Matricule « 46 089 »à Auschwitz
Justin Salamite né en 1908 à Cassis (Bouches-du-Rhône) ; domicilié à Paris 18ème ; cuisinier ; « indésirable » arrêté le 19 octobre 1938 ; arrêté le 5 février 1941, condamné à 15 mois de prison ; prison de La Santé, puis interné à Compiègne ; déporté le 6 juillet 1942 à Auschwitz, où il meurt le 26 août 1942.
Justin Salamite (dit « Jacob » selon Jean Pollo), est né le 10 avril 1908 à Cassis (Bouches-du-Rhône). Il est domicilié au 37, rue de Belfort à Clichy (Seine / Hauts-de-Seine), puis au moment de son arrestation, il habite au 12 rue Sainte-Isaure (Paris 18ème), un immeuble aujourd’hui reconstruit. Il est cuisinier. Il est le fils de Céleste, Marceline Revest, née en 1884 à Cassis, sans profession, et de Louis, Julien Salamite, né en 1874 à Marseille, peintre, son époux. Au moment de sa naissance, ses parents, sa sœur Jeanne (née en 1900) habitent place Pierre Baragnon à Cassis.
Il obtient le certificat d’études dans le 9ème canton de Marseille, en juin 1921, avec la mention assez bien.
Sa sœur Jeanne décède en février 1924. Il est cuisinier de métier, mais a très tôt des activités illicites. En 1932, il est domicilié au 135, rue Auguste Blanqui à Marseille.
En avril de cette année, la presse locale (Petit Marseillais et Petit Provençal) qui le présentent, ainsi que Paulin B. comme un récidiviste, font état d’une arrestation en flagrant délit de cambriolage d’un bar, cambriolage pour lequel la chambre correctionnelle le condamne lourdement à 10 mois de prison et cinq ans d’interdiction de séjour le 6 juillet 1933.
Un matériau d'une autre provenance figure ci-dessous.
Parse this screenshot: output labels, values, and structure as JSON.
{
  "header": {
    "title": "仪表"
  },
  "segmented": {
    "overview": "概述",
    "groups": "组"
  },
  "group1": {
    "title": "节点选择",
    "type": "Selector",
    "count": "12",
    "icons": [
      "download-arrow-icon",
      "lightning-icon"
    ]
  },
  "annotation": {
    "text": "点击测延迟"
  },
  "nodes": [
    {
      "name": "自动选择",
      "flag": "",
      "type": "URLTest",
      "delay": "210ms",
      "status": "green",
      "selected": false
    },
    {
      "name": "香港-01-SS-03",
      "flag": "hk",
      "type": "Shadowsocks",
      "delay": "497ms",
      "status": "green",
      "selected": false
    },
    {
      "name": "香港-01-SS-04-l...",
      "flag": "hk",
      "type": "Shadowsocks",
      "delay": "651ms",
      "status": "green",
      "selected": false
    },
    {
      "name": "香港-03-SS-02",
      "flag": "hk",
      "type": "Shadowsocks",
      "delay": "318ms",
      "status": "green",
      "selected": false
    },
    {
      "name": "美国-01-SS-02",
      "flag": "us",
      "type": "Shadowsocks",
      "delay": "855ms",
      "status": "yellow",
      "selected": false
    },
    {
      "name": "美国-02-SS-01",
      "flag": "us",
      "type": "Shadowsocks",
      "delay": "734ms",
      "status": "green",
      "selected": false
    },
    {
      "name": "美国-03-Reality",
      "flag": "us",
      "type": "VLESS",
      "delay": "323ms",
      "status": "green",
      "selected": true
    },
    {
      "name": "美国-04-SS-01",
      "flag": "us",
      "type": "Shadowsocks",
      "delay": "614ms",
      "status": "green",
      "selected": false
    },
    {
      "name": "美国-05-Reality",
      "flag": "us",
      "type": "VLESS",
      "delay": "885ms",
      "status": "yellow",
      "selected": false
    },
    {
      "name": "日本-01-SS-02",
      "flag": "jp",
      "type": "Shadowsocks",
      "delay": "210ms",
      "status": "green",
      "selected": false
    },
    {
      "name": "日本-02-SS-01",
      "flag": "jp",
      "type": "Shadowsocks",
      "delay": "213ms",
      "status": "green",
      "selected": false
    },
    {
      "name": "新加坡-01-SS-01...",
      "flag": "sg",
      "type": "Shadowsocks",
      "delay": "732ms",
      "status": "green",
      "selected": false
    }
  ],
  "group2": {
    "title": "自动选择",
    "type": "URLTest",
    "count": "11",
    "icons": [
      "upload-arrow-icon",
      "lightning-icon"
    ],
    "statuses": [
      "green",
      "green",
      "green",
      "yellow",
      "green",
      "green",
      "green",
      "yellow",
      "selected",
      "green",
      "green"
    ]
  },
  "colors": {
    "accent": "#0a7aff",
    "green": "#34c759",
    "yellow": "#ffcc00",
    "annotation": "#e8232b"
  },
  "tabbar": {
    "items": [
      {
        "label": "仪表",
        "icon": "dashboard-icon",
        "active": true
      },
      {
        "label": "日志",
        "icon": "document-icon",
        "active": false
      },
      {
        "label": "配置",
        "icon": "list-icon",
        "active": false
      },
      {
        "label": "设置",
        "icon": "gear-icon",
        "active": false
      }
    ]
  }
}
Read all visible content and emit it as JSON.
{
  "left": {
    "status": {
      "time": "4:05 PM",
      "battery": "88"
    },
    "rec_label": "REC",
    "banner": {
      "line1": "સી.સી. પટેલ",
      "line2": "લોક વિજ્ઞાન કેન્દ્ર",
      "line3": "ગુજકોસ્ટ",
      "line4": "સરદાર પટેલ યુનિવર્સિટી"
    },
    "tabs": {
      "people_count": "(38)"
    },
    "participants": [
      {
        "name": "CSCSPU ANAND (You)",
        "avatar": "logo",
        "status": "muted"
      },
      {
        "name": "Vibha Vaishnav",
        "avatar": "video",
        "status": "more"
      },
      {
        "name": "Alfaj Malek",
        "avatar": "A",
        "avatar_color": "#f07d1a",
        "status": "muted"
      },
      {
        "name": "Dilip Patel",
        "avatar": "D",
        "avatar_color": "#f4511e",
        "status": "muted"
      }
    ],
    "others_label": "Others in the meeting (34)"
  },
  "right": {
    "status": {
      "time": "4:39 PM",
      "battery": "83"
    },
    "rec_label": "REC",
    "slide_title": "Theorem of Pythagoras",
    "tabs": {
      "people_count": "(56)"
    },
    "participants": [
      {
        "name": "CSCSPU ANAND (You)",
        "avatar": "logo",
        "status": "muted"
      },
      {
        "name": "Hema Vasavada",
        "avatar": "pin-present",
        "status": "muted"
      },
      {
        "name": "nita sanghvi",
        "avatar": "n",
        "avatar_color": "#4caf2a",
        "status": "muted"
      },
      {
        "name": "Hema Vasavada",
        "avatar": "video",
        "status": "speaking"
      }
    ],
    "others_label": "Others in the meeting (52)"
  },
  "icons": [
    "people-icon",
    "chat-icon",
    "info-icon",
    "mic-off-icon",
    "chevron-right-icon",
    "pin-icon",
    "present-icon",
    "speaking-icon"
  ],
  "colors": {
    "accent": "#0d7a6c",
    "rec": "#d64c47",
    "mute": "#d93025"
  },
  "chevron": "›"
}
Le 19 octobre 1938, Justin Salamite est interpellé pour infraction à la loi de 1845 sur les « substances vénéneuses » et il fait l’objet d’un rapport de police le 19 décembre. Il est arrêté comme complice d’un certain Isaac Leifer, qui se présente comme étant le « grand rabbin » de Brooklyn, un quartier de New-York : « dix-huit kilos de drogue dissimulés dans quarante livres pieux sont saisis. Le relieur interrogé par la police, affirme que selon les dires du rabbin «les sachets disposés dans les volumes n’étaient destinés qu’à contenir du “sable sacré prélevé à Jérusalem et destiné à des malheureux coreligionnaires, victimes innocentes des persécutions politiques». Mais l’enquête révèle que l’inculpé est un faux rabbin. Leifer est condamné le 20 juin 1939 à deux ans de prison et 5.000 francs d’amende. Le 30 juin 1939, le Procureur de la République prononce l’inculpation de Justin Salamite. Le 26 septembre, un juge d’instruction du Tribunal de première instance de la Seine ordonne sa conduite à la Maison d’arrêt de la Santé. On ignore s’il est libéré au moment de l’évacuation des prisons parisiennes à l’arrivée des Allemands à Paris ou s’il s’évade pendant ces évacuations.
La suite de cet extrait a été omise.